At its most basic, Step 3 is a daily practice, an intellectual exercise in self-discipline designed to remind me that I'm not in charge of the orbit of the earth, or those within my personal realm. Step 3, as I practice it most days, serves to get my mind right before I head out the door. I may slip the minute I get behind the wheel, but it is easier to come back to center when I've started the day with my morning ritual of turning my life over to HP.

But, or rather, and, Step 3 is also a profound emotional event - a gut wrenching surrender that culminates in Step 7 (3 = the decision, 7 = the "here I am, God"). As much as I've tried over the years, I cannot conjure up that moment of giving up, of letting go. I cannot change myself. I repeat, for my own benefit, I cannot change myself, no matter how hard I pray, in just the right way, no matter how many books I read or workshops I attend. What I can do is make myself ready to be changed. I can prepare my heart and mind for the grace of Spirit so that I'm aware enough to feel it when it happens.

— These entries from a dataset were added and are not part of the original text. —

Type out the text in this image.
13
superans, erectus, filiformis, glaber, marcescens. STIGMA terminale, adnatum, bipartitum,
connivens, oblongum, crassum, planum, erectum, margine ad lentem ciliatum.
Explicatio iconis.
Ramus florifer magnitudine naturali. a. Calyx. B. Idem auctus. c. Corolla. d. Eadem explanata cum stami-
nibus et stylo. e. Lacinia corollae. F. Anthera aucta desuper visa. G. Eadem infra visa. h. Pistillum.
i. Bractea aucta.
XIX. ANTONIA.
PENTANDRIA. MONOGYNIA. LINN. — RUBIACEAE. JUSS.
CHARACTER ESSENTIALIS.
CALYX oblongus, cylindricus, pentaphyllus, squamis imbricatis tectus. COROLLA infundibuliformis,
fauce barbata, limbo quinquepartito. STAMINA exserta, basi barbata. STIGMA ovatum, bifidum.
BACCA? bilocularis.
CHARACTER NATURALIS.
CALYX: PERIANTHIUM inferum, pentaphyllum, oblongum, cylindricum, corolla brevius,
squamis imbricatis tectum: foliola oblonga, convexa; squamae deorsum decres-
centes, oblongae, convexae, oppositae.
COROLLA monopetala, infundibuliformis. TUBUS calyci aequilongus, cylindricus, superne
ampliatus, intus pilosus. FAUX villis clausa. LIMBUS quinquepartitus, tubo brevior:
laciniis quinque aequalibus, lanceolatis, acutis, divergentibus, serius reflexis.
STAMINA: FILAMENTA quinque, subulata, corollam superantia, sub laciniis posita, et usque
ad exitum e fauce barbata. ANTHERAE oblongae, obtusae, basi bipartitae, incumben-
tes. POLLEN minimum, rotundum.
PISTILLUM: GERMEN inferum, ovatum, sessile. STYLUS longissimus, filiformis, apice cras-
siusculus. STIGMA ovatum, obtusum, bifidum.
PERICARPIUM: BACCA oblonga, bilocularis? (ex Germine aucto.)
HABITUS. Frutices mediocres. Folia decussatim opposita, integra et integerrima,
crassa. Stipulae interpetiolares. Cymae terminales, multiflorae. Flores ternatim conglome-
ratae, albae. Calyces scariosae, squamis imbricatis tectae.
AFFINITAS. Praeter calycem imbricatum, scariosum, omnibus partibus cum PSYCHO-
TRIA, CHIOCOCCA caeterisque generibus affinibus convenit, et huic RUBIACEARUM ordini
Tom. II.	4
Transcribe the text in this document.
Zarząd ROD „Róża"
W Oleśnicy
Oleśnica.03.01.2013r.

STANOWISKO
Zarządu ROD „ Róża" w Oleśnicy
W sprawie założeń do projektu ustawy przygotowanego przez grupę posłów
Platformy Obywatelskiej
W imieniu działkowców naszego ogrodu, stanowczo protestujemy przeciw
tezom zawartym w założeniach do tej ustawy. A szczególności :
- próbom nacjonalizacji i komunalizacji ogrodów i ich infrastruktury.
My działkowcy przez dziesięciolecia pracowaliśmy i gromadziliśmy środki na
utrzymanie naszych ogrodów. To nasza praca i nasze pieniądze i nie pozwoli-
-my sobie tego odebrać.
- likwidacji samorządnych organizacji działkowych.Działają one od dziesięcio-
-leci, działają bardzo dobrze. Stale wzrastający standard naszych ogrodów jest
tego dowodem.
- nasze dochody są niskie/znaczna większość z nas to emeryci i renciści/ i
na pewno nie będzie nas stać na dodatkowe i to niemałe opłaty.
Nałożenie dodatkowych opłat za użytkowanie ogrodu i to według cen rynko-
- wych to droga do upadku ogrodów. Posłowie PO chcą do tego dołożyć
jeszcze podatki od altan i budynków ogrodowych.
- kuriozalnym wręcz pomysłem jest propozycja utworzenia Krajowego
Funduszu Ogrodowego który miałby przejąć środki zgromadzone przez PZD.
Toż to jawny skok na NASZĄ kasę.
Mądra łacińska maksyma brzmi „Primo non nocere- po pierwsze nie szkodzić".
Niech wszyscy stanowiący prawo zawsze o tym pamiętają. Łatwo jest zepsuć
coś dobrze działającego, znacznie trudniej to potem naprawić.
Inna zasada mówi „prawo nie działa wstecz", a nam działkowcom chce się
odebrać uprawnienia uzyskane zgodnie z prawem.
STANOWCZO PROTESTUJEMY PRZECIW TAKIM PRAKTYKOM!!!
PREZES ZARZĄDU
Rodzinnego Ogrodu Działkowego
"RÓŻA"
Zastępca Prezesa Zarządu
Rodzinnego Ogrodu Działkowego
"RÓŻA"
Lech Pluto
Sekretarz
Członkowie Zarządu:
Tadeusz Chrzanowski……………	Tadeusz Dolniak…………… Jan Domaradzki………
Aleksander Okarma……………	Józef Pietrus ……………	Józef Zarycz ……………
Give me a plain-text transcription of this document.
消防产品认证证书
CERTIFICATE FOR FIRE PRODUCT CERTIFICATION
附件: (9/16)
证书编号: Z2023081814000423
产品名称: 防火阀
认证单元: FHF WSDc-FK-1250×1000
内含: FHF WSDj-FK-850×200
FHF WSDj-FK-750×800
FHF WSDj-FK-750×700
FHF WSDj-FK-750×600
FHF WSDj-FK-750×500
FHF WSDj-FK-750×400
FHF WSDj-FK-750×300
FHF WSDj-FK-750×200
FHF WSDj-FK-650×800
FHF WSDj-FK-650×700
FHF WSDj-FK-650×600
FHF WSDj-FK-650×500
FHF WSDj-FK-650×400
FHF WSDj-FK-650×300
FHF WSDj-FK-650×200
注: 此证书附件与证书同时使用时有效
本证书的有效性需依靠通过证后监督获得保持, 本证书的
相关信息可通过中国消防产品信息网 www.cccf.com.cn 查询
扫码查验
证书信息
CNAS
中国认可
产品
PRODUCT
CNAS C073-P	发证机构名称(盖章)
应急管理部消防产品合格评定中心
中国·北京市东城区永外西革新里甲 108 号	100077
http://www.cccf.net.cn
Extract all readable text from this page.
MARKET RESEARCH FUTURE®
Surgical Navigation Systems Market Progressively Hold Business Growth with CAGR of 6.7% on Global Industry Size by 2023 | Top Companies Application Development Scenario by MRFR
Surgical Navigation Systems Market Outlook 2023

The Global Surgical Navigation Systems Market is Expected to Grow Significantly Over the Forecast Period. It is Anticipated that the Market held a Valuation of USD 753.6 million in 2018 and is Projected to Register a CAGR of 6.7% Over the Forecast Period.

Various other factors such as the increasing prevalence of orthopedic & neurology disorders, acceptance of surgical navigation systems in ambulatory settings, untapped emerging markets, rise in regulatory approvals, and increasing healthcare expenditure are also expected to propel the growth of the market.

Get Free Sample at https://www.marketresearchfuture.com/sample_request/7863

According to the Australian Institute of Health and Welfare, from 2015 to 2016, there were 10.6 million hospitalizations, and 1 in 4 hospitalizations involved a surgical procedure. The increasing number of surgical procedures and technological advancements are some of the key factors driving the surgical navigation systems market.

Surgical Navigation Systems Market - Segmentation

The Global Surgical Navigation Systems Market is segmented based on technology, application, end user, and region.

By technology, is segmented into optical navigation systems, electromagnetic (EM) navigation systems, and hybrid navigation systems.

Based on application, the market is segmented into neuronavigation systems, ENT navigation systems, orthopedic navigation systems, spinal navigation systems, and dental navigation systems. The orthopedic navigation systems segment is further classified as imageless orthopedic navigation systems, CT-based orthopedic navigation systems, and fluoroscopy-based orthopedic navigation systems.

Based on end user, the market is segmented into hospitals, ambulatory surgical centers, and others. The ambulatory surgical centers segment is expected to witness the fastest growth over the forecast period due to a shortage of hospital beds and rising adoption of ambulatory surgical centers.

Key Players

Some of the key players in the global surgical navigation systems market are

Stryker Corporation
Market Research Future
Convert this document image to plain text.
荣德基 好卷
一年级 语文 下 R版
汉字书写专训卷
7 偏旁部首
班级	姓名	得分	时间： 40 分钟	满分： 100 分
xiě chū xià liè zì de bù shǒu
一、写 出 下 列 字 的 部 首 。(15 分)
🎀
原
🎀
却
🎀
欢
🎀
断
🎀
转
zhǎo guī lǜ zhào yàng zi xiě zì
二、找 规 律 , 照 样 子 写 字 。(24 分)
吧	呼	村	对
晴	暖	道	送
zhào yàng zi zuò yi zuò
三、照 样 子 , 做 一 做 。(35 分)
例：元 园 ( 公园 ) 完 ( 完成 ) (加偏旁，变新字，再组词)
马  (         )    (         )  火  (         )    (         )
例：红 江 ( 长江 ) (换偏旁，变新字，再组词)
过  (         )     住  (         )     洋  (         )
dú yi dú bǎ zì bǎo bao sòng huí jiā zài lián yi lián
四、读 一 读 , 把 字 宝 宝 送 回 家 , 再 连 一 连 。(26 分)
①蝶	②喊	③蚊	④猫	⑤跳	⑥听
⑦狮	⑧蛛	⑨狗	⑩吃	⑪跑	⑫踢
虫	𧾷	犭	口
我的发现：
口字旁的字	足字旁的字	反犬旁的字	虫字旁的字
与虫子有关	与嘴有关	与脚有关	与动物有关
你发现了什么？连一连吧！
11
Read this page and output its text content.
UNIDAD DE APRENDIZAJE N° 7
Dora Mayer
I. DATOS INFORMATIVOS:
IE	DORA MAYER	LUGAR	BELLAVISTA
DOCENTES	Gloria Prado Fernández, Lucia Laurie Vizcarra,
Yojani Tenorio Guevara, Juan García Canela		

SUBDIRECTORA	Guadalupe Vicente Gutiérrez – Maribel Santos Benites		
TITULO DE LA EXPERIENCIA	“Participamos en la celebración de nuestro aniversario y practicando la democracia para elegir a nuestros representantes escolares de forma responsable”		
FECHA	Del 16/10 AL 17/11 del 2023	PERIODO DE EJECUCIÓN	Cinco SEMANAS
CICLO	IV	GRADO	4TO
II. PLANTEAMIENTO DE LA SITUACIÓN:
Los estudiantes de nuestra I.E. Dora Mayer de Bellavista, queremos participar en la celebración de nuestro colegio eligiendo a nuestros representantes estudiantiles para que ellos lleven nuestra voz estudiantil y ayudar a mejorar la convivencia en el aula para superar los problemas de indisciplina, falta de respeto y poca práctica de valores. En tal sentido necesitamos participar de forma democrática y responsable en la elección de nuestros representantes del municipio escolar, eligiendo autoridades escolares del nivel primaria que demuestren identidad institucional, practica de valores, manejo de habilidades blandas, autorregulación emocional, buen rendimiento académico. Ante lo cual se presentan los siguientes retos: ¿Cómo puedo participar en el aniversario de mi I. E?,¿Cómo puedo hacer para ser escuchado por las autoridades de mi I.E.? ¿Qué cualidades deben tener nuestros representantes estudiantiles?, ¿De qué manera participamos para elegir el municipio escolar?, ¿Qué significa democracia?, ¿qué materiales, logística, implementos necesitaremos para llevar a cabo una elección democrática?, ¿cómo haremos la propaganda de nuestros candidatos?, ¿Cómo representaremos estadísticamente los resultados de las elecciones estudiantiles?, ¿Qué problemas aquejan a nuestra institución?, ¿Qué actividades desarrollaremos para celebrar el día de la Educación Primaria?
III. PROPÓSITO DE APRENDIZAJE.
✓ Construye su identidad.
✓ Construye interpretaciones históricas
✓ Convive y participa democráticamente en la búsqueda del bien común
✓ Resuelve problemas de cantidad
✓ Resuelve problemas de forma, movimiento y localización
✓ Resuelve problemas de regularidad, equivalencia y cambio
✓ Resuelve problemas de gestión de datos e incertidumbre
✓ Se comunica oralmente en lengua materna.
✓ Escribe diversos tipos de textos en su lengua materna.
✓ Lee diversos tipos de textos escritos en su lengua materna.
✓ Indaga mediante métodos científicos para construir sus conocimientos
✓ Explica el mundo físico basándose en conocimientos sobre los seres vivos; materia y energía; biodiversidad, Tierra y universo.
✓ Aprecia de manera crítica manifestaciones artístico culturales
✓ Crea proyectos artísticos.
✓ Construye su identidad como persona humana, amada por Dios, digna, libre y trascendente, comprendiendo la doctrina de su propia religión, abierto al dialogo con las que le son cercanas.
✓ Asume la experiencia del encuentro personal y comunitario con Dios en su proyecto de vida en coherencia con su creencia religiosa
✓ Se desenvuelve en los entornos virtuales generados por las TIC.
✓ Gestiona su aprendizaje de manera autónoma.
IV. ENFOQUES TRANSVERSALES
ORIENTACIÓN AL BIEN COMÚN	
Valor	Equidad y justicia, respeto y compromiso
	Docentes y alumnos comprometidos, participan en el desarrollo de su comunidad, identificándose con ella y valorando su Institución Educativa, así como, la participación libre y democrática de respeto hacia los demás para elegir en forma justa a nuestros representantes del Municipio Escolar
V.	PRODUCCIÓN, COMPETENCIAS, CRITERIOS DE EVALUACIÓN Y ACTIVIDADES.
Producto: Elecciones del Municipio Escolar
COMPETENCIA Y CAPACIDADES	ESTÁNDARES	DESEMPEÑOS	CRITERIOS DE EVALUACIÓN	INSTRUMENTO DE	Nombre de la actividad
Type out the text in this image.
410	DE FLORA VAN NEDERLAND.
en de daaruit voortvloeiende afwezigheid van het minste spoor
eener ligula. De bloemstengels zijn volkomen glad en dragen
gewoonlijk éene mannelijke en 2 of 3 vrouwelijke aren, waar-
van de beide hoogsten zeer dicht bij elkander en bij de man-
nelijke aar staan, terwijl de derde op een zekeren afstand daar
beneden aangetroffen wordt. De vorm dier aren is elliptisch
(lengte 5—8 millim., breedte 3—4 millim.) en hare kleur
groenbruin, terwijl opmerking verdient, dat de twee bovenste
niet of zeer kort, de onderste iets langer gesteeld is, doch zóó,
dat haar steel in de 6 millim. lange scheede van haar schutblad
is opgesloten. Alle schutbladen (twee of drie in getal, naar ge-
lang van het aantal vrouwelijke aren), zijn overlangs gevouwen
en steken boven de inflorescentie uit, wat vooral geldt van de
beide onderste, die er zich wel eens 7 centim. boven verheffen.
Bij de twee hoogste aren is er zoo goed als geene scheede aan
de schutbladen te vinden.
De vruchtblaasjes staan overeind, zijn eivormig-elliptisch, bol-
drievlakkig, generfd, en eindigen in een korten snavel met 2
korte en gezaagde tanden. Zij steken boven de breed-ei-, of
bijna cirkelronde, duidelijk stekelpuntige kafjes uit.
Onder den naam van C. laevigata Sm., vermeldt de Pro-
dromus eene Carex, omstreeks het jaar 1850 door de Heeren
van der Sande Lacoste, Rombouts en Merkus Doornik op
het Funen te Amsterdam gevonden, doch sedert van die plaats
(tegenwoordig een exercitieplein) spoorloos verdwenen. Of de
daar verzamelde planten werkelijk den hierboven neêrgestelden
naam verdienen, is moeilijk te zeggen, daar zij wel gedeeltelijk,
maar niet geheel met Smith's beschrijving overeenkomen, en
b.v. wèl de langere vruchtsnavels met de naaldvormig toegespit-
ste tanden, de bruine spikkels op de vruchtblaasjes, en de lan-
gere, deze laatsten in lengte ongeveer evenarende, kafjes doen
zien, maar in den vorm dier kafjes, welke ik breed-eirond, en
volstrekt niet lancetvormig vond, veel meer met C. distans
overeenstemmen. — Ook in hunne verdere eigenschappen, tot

I rather like that the Steps are both an intellectual discipline and an emotional yielding. As we are told in the literature, "the spiritual life is not a theory," wafting down from the ether. As a fiery speaker exhorted in the same Step 3 meeting, we can't just read about the Steps, or think about them - we must work the program in order to experience results. It is not just about staying sober, people. We could do that by sitting on our hands. Truly working this spiritual program means that sometimes I am uncomfortable with the awarenesses that tap my shoulder; it means that sometimes I am bored and sometimes energized. Working the program means that while I remember vividly what it was like, that is not where I live today.

I don't wrestle the same fears I came in with. But Step 3 is no less meaningful with my "luxury problems" as when I desperately cried out, "Please keep me clean & sober today!" How has your experience of Step 3 changed over the years?  How do you utilize spiritual discipline to prepare you for the spiritual experience?

2 comments:

  1. Thanks, Jeanine. I also practice saying my version of the 3rd step prayer every day before my feet hit the floor. And I combine it with first, The Serenity Prayer, followed by the Third Step Prayer, followed by the Seventh Step Prayer....all critical to my day. To be "relieved of the bondage of self" is to be aware it is bondage and I so love that reminder...and I agree with you that our wonderful program requires constant maintenance and practice in order for us to keep growing which is the whole point of a spiritual life and one I appreciate more than ever... I remember what it was like when I found spirit only in the bottle, and I know my willingness to work the steps and practice the principles in all my affairs has led me through many sober spiritual experiences I've felt down to the soles of my feet. I had some resistance to prayer when I got here, thinking it too "religious", but my first sponsor told me prayer can be as simple as at night say, "Thank you for my sober day" and in the morning, saying "please help me stay sober today"....by these small prayers I began and now I take comfort in all the prayers that remind me to seek help for my sober living intentions. And I've felt the results. I'm writing this on my 31st anniversary of sobriety.